Before she could think of where she wanted to go with this, she suddenly found that the two of them had arrived at the front gate. They got inside to find Jane already making a pot of tea before bed, while Theo paid Izzy for the babysitting. Somehow, whatever might have been about to happen got swept away on a tide of domesticity, and preparations for bed. Reluctantly, she inflated the air mattress and spread the sleeping bag on top of it.

~o~O~o~

Faramir burrowed down under the quilt, quite glad of a night without Éomer's snores. But definitely not glad at having said goodnight to Éowyn. If he shut his eyes, instead of feeling himself drifting off to sleep, he found himself re-living every heartbeat of their kiss. And thinking about the walk home. A fragment of one of Mardil's poems came to his mind: So to intergraft our hands as yet/ Was all the means to make us one/ And pictures in our eyes to get/ Was all our propagation… He smiled into the darkness. At least he was merely at the stage of quoting other people's poetry, not trying to write his own. Maybe his case wasn't completely useless, yet.

Suddenly the door opened a crack.

"Are you still awake?" Éowyn, dressed now in pyjamas, slipped into the room, pulling the door to behind her. She switched on the bedside lamp, and a warm glow filled the room. Faramir looked up at her, stunned by her sudden appearance.

She drew a deep breath. "You know you were humming that song on the way home… Was that an invitation?"
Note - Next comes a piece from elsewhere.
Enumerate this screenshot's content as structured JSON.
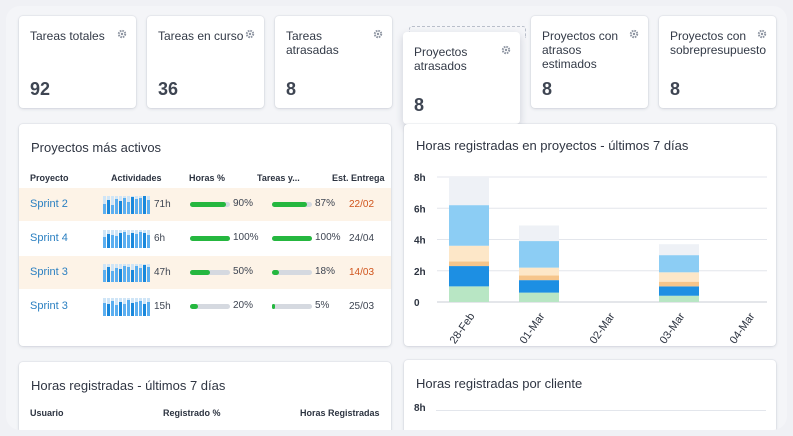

Faramir found he couldn't speak. Instead, wordlessly, he lifted the corner of the quilt. Then he found his voice. He managed just one word. "Yes…"

Éowyn smiled, a dazzling smile, then stepped across the room and slid into the bed beside him, and he wrapped her in his arms.

~o~O~o~

AN: As Tom Lehrer put it, "Plagiarise, let no-one else's work evade your eyes, That's why the good lord made your eyes, so don't shade your eyes, but plagiarise, plagiarise, plagiarise… only please to remember, always to call it research." Mardil's words of course are really John Donne's, and the line about comforting someone's bed is loosely adapted from Julius Caesar.